A proteção ciliar nas margens dos fluxos d’águas é, portanto, de fundamental importância, uma vez que evita, como acima dito, as erosões, mas, também, a poluição dos lençóis freáticos e dos rios, lagos e lagoas, criam corredores verdes que mantém diversas formas de vida animal e vegetal e, em consequência beneficiam os seres humanos. Ao contrário, com a destruição das matas ciliares o meio ambiente e, por sua vez os seres humanos sofrem com impactos ambientais e sociais.

O novo Código Florestal manteve a proteção às áreas de preservação permanentes e por sua vez às matas ciliares. Por meio de muitos debates das classes diretamente interessadas e, também do Governo com a população, atendeu-se, de forma geral, os anseios de todos. A produção no campo ficou garantida, todavia, em contrapartida, os fazendeiros terão que recompor áreas degradadas de florestas e matas ciliares dentro de proporções que atendem a preceitos razoáveis. Ou seja, a nova codificação atendeu aos anseios das classes produtiva e ambientalista instalando limites às urgências a aos alarmismos.

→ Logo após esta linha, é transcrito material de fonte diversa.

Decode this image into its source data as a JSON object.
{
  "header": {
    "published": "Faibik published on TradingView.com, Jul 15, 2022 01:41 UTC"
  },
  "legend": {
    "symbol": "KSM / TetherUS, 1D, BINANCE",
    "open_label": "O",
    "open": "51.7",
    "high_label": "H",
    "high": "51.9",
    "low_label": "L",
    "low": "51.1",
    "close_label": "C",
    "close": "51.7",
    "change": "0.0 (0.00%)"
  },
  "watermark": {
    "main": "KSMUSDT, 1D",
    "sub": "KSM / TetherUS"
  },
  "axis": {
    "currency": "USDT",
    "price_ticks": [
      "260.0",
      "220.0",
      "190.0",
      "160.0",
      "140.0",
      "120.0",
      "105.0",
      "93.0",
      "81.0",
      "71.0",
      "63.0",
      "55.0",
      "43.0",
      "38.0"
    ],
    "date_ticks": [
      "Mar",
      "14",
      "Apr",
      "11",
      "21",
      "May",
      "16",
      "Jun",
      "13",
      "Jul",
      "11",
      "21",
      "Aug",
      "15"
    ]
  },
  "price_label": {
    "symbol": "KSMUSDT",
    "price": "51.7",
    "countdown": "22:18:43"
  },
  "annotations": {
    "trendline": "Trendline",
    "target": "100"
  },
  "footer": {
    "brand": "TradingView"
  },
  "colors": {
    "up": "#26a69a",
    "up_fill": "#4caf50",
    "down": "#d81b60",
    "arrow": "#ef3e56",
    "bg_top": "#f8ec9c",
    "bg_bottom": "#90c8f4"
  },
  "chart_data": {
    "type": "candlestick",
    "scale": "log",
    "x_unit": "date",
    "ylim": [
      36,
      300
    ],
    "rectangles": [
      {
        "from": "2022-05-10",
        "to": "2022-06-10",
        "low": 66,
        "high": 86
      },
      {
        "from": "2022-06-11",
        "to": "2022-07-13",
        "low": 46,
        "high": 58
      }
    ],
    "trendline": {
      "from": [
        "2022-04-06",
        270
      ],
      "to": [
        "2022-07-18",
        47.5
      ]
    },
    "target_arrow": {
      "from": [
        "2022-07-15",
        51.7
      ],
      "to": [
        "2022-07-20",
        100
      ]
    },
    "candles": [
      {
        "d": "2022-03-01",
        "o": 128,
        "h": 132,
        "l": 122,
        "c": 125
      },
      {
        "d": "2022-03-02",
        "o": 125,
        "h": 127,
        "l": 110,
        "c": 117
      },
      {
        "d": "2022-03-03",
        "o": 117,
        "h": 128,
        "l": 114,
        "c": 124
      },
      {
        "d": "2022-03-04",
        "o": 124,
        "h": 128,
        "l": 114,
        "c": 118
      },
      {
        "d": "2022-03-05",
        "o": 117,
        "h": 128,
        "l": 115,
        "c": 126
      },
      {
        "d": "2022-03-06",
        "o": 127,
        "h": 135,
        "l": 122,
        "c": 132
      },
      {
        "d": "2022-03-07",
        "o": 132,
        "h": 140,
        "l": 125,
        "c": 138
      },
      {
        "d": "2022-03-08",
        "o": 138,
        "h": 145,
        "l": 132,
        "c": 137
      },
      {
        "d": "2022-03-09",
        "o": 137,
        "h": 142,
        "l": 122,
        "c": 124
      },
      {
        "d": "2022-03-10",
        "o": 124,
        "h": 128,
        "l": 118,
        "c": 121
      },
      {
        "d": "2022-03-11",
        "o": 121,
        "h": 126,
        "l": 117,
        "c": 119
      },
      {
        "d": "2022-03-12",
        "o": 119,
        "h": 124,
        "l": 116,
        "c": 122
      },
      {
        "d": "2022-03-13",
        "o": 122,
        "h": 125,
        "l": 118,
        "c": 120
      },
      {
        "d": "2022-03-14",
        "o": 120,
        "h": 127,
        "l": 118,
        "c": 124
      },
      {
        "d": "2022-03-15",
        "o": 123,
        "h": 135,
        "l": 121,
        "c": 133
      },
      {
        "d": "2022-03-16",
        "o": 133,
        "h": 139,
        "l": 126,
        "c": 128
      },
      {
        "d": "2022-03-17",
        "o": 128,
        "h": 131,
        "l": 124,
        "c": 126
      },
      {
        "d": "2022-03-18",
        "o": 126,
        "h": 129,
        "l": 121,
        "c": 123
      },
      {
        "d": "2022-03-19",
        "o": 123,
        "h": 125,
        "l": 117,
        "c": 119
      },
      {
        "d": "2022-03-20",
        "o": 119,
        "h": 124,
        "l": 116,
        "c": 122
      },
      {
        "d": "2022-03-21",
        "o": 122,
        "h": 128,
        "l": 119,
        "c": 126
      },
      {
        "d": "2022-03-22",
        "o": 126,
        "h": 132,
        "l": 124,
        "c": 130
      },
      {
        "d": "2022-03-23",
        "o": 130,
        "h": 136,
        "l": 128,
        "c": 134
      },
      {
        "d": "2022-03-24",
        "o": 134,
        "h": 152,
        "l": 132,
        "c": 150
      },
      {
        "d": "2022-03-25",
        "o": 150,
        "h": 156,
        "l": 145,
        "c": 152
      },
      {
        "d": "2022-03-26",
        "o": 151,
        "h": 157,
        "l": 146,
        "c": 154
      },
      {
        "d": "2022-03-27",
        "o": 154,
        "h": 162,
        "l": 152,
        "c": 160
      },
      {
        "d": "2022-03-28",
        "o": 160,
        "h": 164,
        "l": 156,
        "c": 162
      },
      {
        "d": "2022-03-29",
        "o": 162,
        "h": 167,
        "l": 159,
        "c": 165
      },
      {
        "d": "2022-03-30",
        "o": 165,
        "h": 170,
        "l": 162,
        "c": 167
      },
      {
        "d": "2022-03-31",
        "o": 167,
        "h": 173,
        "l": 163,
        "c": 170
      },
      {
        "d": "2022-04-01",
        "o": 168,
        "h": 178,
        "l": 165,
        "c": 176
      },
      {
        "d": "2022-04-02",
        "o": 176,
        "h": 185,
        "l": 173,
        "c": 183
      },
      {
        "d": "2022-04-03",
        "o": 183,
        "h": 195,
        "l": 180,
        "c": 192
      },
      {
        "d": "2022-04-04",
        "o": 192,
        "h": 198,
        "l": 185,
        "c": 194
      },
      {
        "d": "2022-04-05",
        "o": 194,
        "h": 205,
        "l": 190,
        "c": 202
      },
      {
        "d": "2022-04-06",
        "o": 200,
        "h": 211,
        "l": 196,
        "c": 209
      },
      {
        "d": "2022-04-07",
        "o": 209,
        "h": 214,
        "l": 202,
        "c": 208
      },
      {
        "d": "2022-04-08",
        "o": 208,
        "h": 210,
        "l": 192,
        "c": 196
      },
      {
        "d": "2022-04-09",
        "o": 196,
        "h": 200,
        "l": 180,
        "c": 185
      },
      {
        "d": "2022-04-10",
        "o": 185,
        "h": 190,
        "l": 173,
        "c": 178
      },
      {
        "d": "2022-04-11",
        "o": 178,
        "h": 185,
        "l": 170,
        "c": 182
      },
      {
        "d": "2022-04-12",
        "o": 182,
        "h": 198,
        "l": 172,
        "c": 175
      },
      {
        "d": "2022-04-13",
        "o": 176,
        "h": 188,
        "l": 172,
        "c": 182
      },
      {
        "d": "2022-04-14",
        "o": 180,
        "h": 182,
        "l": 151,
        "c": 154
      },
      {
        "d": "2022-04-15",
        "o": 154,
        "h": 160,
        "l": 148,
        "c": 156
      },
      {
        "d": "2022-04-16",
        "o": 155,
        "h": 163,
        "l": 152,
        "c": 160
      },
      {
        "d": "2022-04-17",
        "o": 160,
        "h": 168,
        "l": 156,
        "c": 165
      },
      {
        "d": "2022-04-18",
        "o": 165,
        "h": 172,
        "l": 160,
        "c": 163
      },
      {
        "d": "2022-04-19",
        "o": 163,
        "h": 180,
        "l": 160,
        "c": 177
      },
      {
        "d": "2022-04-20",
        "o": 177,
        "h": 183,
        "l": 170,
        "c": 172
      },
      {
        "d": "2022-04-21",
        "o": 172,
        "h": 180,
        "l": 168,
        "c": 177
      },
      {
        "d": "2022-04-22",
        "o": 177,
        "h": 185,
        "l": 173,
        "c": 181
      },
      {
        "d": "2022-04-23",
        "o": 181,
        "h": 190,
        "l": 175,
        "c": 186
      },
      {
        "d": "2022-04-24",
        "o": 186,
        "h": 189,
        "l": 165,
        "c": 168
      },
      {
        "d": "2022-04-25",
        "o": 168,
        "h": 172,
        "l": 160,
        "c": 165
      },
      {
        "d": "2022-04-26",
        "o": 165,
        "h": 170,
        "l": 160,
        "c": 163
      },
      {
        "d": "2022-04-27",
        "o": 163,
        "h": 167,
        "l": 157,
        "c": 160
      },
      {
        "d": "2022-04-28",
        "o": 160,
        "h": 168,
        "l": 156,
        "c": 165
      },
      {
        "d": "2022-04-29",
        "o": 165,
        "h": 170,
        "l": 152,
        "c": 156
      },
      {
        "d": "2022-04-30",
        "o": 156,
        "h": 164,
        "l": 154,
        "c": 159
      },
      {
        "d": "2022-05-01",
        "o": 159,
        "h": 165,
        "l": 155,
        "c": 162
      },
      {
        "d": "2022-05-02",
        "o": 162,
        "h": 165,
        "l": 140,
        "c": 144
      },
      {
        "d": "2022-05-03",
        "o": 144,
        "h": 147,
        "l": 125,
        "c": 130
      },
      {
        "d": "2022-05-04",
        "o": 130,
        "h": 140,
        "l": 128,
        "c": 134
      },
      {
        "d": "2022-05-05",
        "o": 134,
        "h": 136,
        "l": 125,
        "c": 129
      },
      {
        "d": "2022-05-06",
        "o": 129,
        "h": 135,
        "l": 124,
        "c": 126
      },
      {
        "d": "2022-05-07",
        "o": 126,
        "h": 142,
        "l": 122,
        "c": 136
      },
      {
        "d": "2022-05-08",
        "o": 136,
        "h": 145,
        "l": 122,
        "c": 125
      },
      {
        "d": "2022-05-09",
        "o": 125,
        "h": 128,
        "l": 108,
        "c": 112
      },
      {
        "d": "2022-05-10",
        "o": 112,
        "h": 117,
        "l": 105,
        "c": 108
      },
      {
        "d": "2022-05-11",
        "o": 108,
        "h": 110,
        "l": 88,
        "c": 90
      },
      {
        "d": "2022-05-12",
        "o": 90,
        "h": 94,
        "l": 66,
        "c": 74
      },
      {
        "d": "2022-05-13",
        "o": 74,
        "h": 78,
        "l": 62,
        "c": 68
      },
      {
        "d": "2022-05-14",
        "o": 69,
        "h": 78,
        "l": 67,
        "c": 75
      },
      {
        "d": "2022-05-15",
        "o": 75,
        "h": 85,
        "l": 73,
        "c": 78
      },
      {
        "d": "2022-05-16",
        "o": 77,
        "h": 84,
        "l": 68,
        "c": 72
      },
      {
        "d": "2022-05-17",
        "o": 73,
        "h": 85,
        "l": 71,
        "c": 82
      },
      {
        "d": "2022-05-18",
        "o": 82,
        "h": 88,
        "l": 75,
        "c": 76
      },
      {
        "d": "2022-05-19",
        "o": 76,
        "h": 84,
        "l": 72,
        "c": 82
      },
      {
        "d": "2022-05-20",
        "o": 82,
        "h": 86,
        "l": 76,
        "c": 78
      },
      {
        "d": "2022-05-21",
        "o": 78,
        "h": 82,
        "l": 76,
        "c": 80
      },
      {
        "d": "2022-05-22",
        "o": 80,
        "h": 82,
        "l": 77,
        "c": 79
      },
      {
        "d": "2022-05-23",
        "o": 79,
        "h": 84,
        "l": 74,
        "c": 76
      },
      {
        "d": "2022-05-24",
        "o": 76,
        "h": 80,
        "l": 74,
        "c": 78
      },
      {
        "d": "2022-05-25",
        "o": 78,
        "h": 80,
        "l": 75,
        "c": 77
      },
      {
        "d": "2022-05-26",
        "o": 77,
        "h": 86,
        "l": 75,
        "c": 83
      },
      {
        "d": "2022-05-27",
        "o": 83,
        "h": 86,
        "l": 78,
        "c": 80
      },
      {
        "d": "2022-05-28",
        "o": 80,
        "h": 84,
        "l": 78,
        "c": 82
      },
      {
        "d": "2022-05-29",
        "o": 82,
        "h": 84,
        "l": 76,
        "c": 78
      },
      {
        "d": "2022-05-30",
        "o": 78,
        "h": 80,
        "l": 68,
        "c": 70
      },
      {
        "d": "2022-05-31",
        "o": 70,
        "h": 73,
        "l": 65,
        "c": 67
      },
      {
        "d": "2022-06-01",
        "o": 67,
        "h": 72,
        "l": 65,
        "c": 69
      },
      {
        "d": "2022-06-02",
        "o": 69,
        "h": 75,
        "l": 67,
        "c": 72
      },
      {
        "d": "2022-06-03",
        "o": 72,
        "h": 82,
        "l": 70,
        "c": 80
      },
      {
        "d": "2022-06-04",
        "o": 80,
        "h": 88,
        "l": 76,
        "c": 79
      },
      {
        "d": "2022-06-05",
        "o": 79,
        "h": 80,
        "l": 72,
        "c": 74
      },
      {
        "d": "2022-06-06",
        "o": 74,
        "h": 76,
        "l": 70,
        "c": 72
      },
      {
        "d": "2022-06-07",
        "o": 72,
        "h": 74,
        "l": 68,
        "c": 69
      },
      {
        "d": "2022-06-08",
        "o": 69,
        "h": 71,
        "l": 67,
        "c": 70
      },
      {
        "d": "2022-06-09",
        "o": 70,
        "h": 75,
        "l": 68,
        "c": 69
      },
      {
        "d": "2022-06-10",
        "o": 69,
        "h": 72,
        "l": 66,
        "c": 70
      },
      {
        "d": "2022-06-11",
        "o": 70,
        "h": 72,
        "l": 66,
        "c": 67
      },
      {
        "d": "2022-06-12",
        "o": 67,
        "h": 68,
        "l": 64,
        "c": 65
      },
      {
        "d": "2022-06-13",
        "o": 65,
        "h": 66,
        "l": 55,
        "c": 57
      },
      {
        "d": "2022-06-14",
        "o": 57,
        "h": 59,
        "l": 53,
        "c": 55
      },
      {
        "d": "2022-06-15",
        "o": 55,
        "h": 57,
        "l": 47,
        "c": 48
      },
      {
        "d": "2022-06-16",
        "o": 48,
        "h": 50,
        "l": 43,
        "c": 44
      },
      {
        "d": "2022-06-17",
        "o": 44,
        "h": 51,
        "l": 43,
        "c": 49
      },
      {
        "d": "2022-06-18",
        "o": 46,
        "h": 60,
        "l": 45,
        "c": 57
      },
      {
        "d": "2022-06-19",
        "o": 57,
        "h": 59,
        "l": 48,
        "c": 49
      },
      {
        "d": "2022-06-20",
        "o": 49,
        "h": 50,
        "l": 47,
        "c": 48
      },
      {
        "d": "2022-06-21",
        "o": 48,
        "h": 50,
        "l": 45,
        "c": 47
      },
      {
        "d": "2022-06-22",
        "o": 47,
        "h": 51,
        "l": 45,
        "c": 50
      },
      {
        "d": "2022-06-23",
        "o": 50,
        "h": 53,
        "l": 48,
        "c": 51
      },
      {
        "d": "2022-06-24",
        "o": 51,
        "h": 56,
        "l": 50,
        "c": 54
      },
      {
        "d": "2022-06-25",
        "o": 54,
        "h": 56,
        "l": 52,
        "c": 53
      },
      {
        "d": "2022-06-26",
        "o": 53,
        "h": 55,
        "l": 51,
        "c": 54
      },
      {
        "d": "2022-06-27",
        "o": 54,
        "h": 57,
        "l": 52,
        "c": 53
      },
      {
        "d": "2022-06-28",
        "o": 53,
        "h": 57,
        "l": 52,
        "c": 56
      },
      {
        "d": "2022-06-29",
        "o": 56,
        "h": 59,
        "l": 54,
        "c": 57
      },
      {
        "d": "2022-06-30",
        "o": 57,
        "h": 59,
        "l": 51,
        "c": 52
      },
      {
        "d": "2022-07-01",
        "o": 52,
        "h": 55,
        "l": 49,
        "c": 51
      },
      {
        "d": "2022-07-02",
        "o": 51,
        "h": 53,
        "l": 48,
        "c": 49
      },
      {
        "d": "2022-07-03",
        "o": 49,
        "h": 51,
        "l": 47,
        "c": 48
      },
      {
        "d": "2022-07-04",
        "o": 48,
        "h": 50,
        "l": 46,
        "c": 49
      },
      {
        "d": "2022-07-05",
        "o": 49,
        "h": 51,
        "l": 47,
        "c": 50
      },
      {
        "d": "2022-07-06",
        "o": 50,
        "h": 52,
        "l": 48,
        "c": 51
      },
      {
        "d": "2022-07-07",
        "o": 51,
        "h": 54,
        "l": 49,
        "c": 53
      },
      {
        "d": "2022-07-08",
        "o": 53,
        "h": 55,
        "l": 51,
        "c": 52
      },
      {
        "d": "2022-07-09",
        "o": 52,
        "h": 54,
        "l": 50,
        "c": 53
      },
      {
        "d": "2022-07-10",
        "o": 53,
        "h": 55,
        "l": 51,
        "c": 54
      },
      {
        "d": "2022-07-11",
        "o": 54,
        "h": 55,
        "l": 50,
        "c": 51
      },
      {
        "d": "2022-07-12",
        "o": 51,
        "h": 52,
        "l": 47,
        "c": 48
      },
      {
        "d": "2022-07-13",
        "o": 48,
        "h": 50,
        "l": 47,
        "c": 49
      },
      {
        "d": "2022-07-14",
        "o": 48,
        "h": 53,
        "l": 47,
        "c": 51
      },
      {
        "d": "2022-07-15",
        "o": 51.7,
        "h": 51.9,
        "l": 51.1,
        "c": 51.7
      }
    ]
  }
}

2. O meio ambiente no tempo e no espaço.

Por ocasião das Ordenações Afonsinas,[1] passando pelas Manuelinas[2] e Filipinas,[3] já na época das descobertas portuguesas, a preocupação com as riquezas ambientais já eram levadas em consideração. Preocupava, sobremaneira, aos portugueses, a dilapidação da caça, do minério e, o corte de árvores frutíferas. Raul Machado Horta[4] nos brinda com seu conhecimento informando que, segundo o Livro Quinto, Título LXXV da Ordenações Filipinas, em havendo o corte de árvores ou de seus frutos, o transgressor estaria sujeito “ao açoite e ao degredo para a África por quatro anos” e, em caso de ter o dano ambiental superado o valor estimado “de ‘trinta cruzados e dahi para cima’, o infrator, dizia o implacável Livro Quinto ‘será degredado para sempre para o Brasil’”. Como facilmente notamos, as penas eram não apenas desproporcionais, mas também desumanas, fugindo aos atuais conceitos de que dispomos de Direitos Humanos, uma vez que usava como punição o degredo que variava de 4 (quatro) anos à pena perpétua.

Historicamente o Brasil já demonstra preocupação ambiental desde seu período colonial, que se estendeu dos anos 1500, quando em 22 de abril foi descoberto por Pedro Alvarez Cabral, até o ano de 1808, com a chegada da Família Real Portuguesa que fugia do jugo de Napoleão Bonaparte. Ao longo desse período houve leis que tentavam proteger as riquezas naturais dilapidadas ou, que tivessem potencial para isso.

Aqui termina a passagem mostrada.